Perhaps the worst part was what happened to the children. Parents no longer kept infants at home. Kids went into nurseries so that Mama could join the workforce. In the nurseries their heads were stuffed with Communist propaganda — including the duty to rat on Mom and Pop if they said anything out of line. And when the kids trotted off to school things only got worse.

The model was forced upon Poland, Czechoslovakia, Yugo­slavia, East Germany, Austria, China, North Korea and many others. It tried worming its way in everywhere, especially in third world countries where desperately poor people thought things couldn’t possibly get worse.

How wrong they were!

Around the world, ignorant peasants and starry eyed “progressives” alike raised the red banner and demanded to be “freed,” never having tasted the well-hidden Russian version of freedom. And many of them WERE freed: Of their homes, their farms, their businesses, their liberty — and their lives if they dared point out that this was not the freedom they asked for.

I’ll give you just one example of the mess the Soviet Union was in. A man and his wife living in a Moscow apartment building had their sink drain plug up. The state plumber who came to “repair” it sawed off the pipe under the sink and told them to put a pail under it.

They dared not say a word about it! 

And that’s not the worst story I know, just the shortest.

Right in the middle of all this I was shipped overseas to the nation with the largest percentage of card-carrying Communists in the world — one person in five.

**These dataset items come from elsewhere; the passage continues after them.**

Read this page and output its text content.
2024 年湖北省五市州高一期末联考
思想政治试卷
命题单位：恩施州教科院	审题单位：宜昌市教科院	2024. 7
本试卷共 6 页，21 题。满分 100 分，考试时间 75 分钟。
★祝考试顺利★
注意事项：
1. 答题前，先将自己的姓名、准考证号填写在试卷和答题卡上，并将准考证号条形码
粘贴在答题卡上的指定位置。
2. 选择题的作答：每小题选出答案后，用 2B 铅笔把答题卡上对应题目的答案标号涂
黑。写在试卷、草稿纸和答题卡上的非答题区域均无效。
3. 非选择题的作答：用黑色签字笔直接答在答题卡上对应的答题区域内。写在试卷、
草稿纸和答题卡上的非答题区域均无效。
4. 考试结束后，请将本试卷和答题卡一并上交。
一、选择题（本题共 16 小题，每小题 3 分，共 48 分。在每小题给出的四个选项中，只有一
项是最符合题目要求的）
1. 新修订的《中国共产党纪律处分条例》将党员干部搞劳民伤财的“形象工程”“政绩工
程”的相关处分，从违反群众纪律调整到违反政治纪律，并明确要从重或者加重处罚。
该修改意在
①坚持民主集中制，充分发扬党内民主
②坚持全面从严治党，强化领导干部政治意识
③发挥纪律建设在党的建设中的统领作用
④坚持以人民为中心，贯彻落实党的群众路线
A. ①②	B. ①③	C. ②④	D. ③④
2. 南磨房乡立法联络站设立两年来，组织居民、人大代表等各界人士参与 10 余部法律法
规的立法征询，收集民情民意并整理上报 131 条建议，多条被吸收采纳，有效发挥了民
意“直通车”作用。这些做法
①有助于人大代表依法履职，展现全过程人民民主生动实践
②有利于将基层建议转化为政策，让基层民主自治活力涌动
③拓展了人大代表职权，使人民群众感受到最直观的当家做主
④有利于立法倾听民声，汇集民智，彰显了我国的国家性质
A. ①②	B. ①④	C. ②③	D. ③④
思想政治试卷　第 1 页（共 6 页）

Can you guess where it was? Ah! Don’t even try. You’ll never guess because it happens to be a nation with very high intelligence, and we Americans tend to think that brains and anti-Communism go together.

It was Iceland.

Yes, Iceland. All those brains they have? Something about the Black Plague wiping out the ones who couldn’t follow the rules and stay away from other people — or so the theory goes. Is it true? You tell me.

Anyway, Johnny, Iceland was perfect proof to me that brains and common sense are two different things. Common sense takes experience. In 1951 when I arrived in Iceland there were few people outside the Iron Curtain who had actually experienced Communism, and the ones inside weren’t talking.